Pressure is applied to the chest in the anteroposterior direction to a depth of at least 5 cm, but not more than 6 cm, with a frequency of at least 100 per minute. In this case, the compression and decompression phases must be equal. It is necessary to ensure complete decompression of the chest without losing hand contact with the sternum after each compression. Chest compressions should only be performed on a hard surface.

    Artificial respiration technique using the mouth-to-mouth method. Take a normal breath, pinch the victim’s nose with the thumb and forefinger of the hand placed on the forehead, while it is necessary to fix the victim’s head with the same hand behind the forehead. Using two fingers of the other hand, pull the chin behind the mental part of the lower jaw, thus ensuring the opening of the airway (Fig. 8A).

Having tightly clasped the patient's lips, two slow, smooth artificial breaths are taken, lasting 1 second and with an approximate volume of 500-600 ml (Fig. 8B).

Artificial inspiration is not forced.

The criterion for the effectiveness of artificial inhalation is the presence of a rise of the chest during inhalation and a fall of the chest after inhalation.

    During artificial respiration, it is recommended to use barrier devices (protective screens, a face mask with a one-way air movement valve - Pocket Mask) placed at the entrance to the patient's oral cavity.

    Rice. 8. Performing mechanical ventilation using the “mouth to mouth” method.

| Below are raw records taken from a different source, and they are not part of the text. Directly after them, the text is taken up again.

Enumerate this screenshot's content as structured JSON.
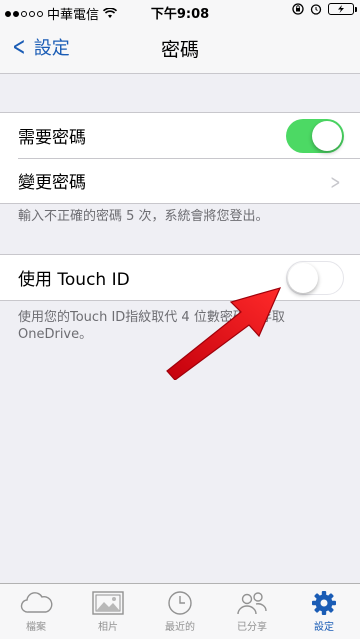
{
  "status_bar": {
    "carrier": "中華電信",
    "time": "下午9:08"
  },
  "nav": {
    "back_label": "設定",
    "title": "密碼"
  },
  "passcode_group": {
    "require_label": "需要密碼",
    "require_enabled": true,
    "change_label": "變更密碼"
  },
  "passcode_footer": "輸入不正確的密碼 5 次，系統會將您登出。",
  "touchid_group": {
    "label": "使用 Touch ID",
    "enabled": false
  },
  "touchid_footer": {
    "line1": "使用您的Touch ID指紋取代 4 位數密碼來存取",
    "line2": "OneDrive。"
  },
  "tabs": [
    {
      "label": "檔案",
      "icon": "cloud-icon"
    },
    {
      "label": "相片",
      "icon": "photos-icon"
    },
    {
      "label": "最近的",
      "icon": "clock-icon"
    },
    {
      "label": "已分享",
      "icon": "people-icon"
    },
    {
      "label": "設定",
      "icon": "gear-icon",
      "active": true
    }
  ],
  "colors": {
    "accent": "#1a5cb5",
    "toggle_on": "#4cd964",
    "arrow": "#e8121d"
  }
}
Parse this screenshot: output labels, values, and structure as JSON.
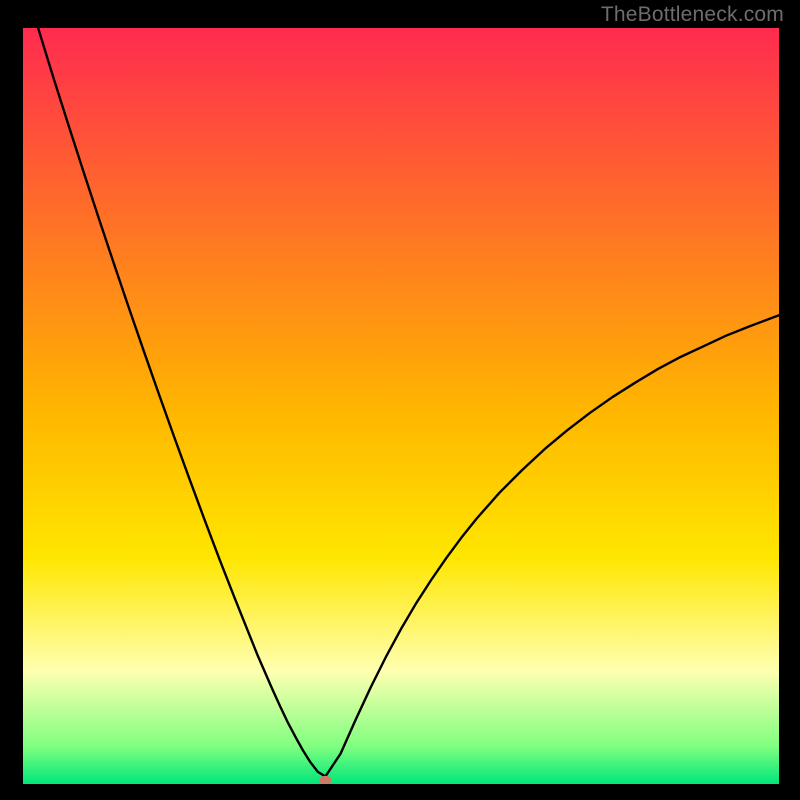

When carrying out the primary resuscitation complex by persons without medical education and in the absence of the possibility of performing artificial respiration at the beginning of resuscitation, it is possible to carry out the first six (approximately 2 minutes) cycles of CPR without mechanical ventilation. Medical workers, if they have the necessary tools, must perform mask ventilation with the introduction of an air duct using an Ambu-type bag.

Perform 6 cycles of CPR (180 compressions, 12 breaths), which is approximately 2 minutes.

In the future, when performing CPR, checking the pulse in the carotid artery is performed every 6 cycles (approximately 2 minutes).

    Transfer the patient to a stable lateral position.

    Kneel down next to the victim and make sure both legs are straight.

    Move the victim’s arm closest to the rescuer to the side to a right angle to the body and bend it at the elbow joint so that the palm is turned upward.

    Move the victim’s other hand across the chest, and hold the back of the hand of this hand against the victim’s cheek closest to the rescuer.

    With your other hand, grab the victim’s leg farthest from the rescuer, just above the knee, and pull it up so that the foot does not lift off the surface.

    Keeping the victim's hand pressed to the cheek, pull the victim's leg and turn him to face the rescuer into a side position.

    Bend the victim's thigh to a right angle at the knee and hip joints.

    Check for normal breathing every 5 minutes.

    Place the victim in a lateral stable position on the other side every 30 minutes to avoid positional compartment syndrome.

Rice. 10. Stable lateral position.

If breathing is not restored to normal levels, further intensive therapy is carried out aimed at maintaining the patency of the upper respiratory tract and prosthetic respiratory functions (introduction of an air duct, Combitube tube, laryngeal mask, mask ventilation using an Ambu bag, ventilators with inhalation of 100% oxygen).